The Smashing Pumpkins in 2012 (from left): Nicole Fiorentino, Billy Corgan, Mike Byrne and Jeff Schroeder.
Paul Elledge
/
Courtesy of the artist
The Smashing Pumpkins in 2012 (from left): Nicole Fiorentino, Billy Corgan, Mike Byrne and Jeff Schroeder.

Next year will mark the 20th anniversary of Siamese Dream, the second album by The Smashing Pumpkins and the one, along with 1995's Melon Collie and the Infinite Sadness, that broke the band into the mainstream and spawned its most lasting hits.

In the years since, the group has split and reformed, with frontman Billy Corgan as the only constant member. It has also continued to release music at a steady pace (the new Oceania is the band's ninth full-length), often taking hard stylistic turns from album to album. Speaking with NPR's Guy Raz, Corgan says distancing himself from his immediate past is a habit he's finally beginning to grow out of.

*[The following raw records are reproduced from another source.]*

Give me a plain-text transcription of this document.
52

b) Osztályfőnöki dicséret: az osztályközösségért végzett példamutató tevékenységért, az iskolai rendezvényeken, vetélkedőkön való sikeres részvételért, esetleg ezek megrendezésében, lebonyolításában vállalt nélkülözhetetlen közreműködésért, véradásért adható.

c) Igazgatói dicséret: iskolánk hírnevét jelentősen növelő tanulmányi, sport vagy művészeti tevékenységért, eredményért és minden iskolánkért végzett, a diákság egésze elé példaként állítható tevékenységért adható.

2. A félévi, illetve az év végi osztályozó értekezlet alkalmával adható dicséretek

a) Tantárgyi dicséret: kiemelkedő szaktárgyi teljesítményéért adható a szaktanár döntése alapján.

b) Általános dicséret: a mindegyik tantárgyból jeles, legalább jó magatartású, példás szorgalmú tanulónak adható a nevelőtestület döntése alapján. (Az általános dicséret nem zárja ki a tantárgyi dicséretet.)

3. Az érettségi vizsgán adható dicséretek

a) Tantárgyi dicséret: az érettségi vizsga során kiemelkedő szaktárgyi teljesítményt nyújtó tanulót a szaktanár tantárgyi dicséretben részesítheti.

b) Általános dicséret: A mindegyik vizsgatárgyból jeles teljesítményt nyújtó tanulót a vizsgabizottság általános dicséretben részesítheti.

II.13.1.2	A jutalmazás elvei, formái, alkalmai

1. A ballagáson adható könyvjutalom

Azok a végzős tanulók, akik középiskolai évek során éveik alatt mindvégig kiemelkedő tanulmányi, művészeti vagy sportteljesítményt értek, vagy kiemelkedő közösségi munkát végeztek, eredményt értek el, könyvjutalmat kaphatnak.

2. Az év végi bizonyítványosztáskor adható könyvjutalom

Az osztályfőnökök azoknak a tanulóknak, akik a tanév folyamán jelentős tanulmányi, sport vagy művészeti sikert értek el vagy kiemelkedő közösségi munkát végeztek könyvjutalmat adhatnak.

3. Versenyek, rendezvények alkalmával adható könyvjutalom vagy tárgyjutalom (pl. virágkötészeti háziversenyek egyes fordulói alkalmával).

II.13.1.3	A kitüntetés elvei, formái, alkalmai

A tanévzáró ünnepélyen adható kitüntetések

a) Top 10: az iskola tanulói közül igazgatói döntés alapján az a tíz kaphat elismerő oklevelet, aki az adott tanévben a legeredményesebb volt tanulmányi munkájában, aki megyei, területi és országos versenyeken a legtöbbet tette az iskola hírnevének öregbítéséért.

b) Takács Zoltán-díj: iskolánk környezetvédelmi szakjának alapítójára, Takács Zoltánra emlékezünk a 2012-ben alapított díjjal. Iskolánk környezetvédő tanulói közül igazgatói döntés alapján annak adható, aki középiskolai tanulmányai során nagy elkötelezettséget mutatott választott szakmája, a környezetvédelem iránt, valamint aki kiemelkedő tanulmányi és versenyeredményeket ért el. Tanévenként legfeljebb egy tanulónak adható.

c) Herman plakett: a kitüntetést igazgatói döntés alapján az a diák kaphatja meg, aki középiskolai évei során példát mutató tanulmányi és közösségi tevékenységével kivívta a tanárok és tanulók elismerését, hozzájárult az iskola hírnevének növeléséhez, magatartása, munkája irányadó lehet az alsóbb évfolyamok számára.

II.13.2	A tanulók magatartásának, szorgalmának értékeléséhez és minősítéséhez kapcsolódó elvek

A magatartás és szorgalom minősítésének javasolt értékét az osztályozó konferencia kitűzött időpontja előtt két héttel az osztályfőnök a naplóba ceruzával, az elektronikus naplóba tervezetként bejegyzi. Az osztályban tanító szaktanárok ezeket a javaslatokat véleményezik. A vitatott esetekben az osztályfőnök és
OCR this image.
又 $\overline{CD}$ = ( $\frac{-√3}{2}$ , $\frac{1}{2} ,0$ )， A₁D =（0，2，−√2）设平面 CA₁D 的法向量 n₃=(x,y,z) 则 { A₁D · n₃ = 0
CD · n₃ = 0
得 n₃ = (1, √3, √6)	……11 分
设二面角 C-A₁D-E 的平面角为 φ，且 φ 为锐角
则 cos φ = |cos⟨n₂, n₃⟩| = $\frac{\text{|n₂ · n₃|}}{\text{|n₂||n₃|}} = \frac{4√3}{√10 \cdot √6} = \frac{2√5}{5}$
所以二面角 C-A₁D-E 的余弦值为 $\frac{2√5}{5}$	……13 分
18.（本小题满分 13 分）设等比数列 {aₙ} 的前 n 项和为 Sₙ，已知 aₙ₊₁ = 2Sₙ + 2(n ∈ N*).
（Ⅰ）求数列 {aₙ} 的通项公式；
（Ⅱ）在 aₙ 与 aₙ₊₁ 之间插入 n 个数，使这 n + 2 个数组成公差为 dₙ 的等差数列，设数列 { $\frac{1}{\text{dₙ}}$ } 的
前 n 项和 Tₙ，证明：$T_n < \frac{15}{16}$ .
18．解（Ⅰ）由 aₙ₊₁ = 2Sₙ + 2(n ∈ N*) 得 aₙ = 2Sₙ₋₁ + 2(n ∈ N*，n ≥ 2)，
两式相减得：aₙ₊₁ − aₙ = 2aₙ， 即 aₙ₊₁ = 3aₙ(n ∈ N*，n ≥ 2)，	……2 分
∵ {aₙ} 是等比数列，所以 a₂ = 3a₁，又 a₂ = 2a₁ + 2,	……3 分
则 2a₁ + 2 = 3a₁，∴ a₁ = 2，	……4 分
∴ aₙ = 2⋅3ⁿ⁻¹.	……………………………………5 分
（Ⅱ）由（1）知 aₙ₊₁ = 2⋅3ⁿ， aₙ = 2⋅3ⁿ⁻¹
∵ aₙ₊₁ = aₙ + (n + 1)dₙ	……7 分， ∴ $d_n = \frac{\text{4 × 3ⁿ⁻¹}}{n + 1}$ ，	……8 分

"I used to think like that," Corgan says. "That was part of The Smashing Pumpkins business model, was to change and evolve and essentially break and destroy what we'd created. Our most popular styles, which were created in '93 and '95, we immediately turned around and broke the mold — which is business suicide. As long as we were successful on the next subsequent record, that made sense to everybody around us; the minute that stopped working, I was dubbed an idiot."